[Bf-committers] Blender At Your Fingertips: Prototype Unistroke Commands for Tablets

Jason Wilkins jason.a.wilkins at gmail.com
Sun Nov 18 15:03:52 CET 2012

More details about the video and the prototype.

The recognizer used in the video is very simple to implement and
understand.  It is called $1 (One Dollar) and was developed at the
University of Washington [1].  We had a seminar recently about
interfaces for children and extensions to $1 were presented and I was
inspired by their simplicity because it meant I could just jump right
in.  It works OK and is good enough for research purposes.

One thing $1 does not do is input segmentation.  That means it cannot
tell you how to split the input stream into chunks for individual
recognition.  What I'm doing right now is segmenting by velocity.  If
the cursor stops for 1/4 of a second then I attempt to match the
input.  This worked great for mice but not at all for pens due to
noise, so instead of requiring the cursor to stop I just require it to
slow down a lot.  I'm experimenting with lots of different ideas in
rejecting bad input.  I'm leaning towards a multi-modal approach where
every symbol has its own separate criteria instead of attempting a
one-size-fits-all approach.

The recognizer is driven by the window manager and does not require a
large amount of changes to capture the information it needs.
Different recognizers could be plugged into the interface.
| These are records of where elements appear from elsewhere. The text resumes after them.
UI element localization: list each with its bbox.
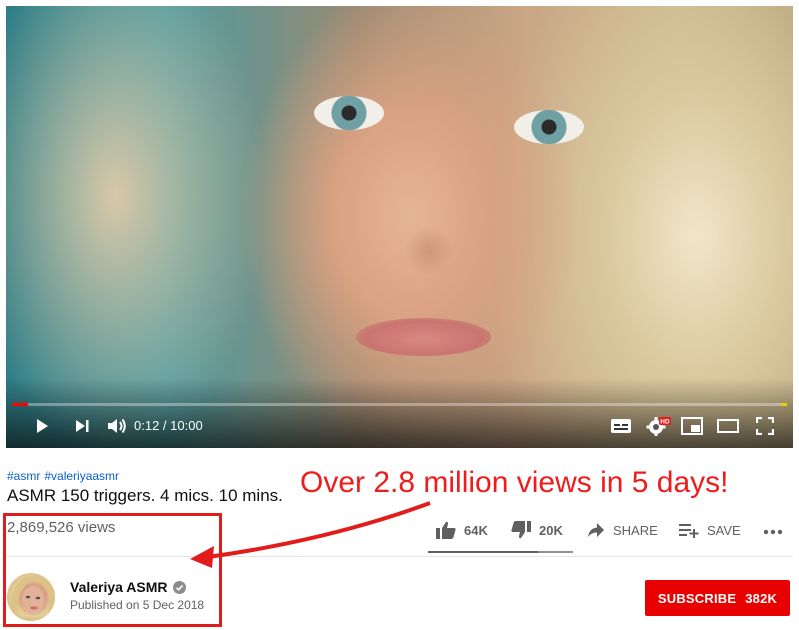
subscribe-button[interactable]: SUBSCRIBE 382K (645, 580, 790, 616)
share-button[interactable]: SHARE (587, 516, 658, 544)
subtitles-icon (610, 418, 632, 434)
theater-icon (717, 419, 739, 433)
next-button[interactable] (70, 414, 94, 438)
subscriber-count: 382K (745, 590, 778, 606)
play-button[interactable] (30, 414, 54, 438)
more-actions-button[interactable] (763, 516, 783, 544)
video-title: ASMR 150 triggers. 4 mics. 10 mins. (7, 486, 283, 505)
playlist-add-icon (679, 522, 699, 538)
progress-bar[interactable] (12, 403, 787, 406)
volume-icon (106, 416, 128, 436)
subscribe-label: SUBSCRIBE (657, 590, 737, 606)
thumbs-up-icon (436, 521, 456, 539)
share-icon (587, 522, 605, 538)
volume-button[interactable] (104, 414, 130, 438)
miniplayer-button[interactable] (680, 414, 704, 438)
save-button[interactable]: SAVE (679, 516, 741, 544)
play-icon (33, 417, 51, 435)
hashtag-link[interactable]: #asmr (7, 469, 40, 483)
sentiment-like-fill (428, 551, 539, 553)
thumbs-down-icon (511, 521, 531, 539)
fullscreen-button[interactable] (753, 414, 777, 438)
progress-ad-marker (781, 403, 787, 406)
subtitles-button[interactable] (608, 414, 634, 438)
annotation-highlight-box (3, 513, 222, 627)
share-label: SHARE (613, 522, 658, 538)
annotation-callout-text: Over 2.8 million views in 5 days! (300, 466, 729, 499)
svg-text:HD: HD (660, 419, 670, 426)
theater-mode-button[interactable] (716, 414, 740, 438)
dislike-button[interactable]: 20K (511, 516, 563, 544)
next-icon (74, 418, 90, 434)
video-player[interactable] (6, 6, 793, 448)
hashtags: #asmr #valeriyaasmr (7, 469, 123, 483)
video-frame-nose (404, 226, 454, 276)
video-frame-lips (356, 318, 491, 356)
settings-hd-icon: HD (646, 415, 672, 437)
sentiment-bar (428, 551, 573, 553)
video-frame-eye-left (314, 96, 384, 130)
miniplayer-icon (681, 417, 703, 435)
time-display: 0:12 / 10:00 (134, 418, 203, 433)
settings-button[interactable]: HD (645, 414, 673, 438)
video-frame-eye-right (514, 110, 584, 144)
hashtag-link[interactable]: #valeriyaasmr (44, 469, 119, 483)
save-label: SAVE (707, 522, 741, 538)
more-icon (763, 523, 783, 538)
progress-played (12, 403, 28, 406)
like-button[interactable]: 64K (436, 516, 488, 544)
fullscreen-icon (756, 417, 774, 435)
like-count: 64K (464, 522, 488, 538)
dislike-count: 20K (539, 522, 563, 538)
The "afterglow" overlay is intended to give important feedback about
how well the user is entering commands and to help them learn.  The
afterglow gives an indication that a command was successfully entered
(although I haven't disabled the display of valid but unbound gestures
yet).  The afterglow morphs into the template shape to give the user
both a clearer idea of what the gesture was and to help the user fix
any problems with their form.

In the future I want to use information about the gesture itself, such
as its size and centroid, to drive any operator that is called.  For
example, drawing a circle on an object might stamp it with a texture
whose position and size were determined by the size and position of
the circle.

Additionally I want to create a new window region type for managing,
training, and using gestures.  That might be doable as an add-on.

[1] https://depts.washington.edu/aimgroup/proj/dollar/

On Sun, Nov 18, 2012 at 7:42 AM, Jason Wilkins
<jason.a.wilkins at gmail.com> wrote:
> I've been exploring some research ideas (for university) and using
> Blender to prototype them.  I made a short video that demonstrates
> what I was able to do the last couple of days.  I'm starting to create
> a general framework for sketch recognition in Blender.
> http://youtu.be/IeNjNbTz4CI
> The goal is an interface that could work without a keyboard or most
> buttons.  I think a Blender with gestures is far more like Blender
> than a Blender that is plastered with big buttons so it works on a
> tablet.  It puts everything at your fingertips.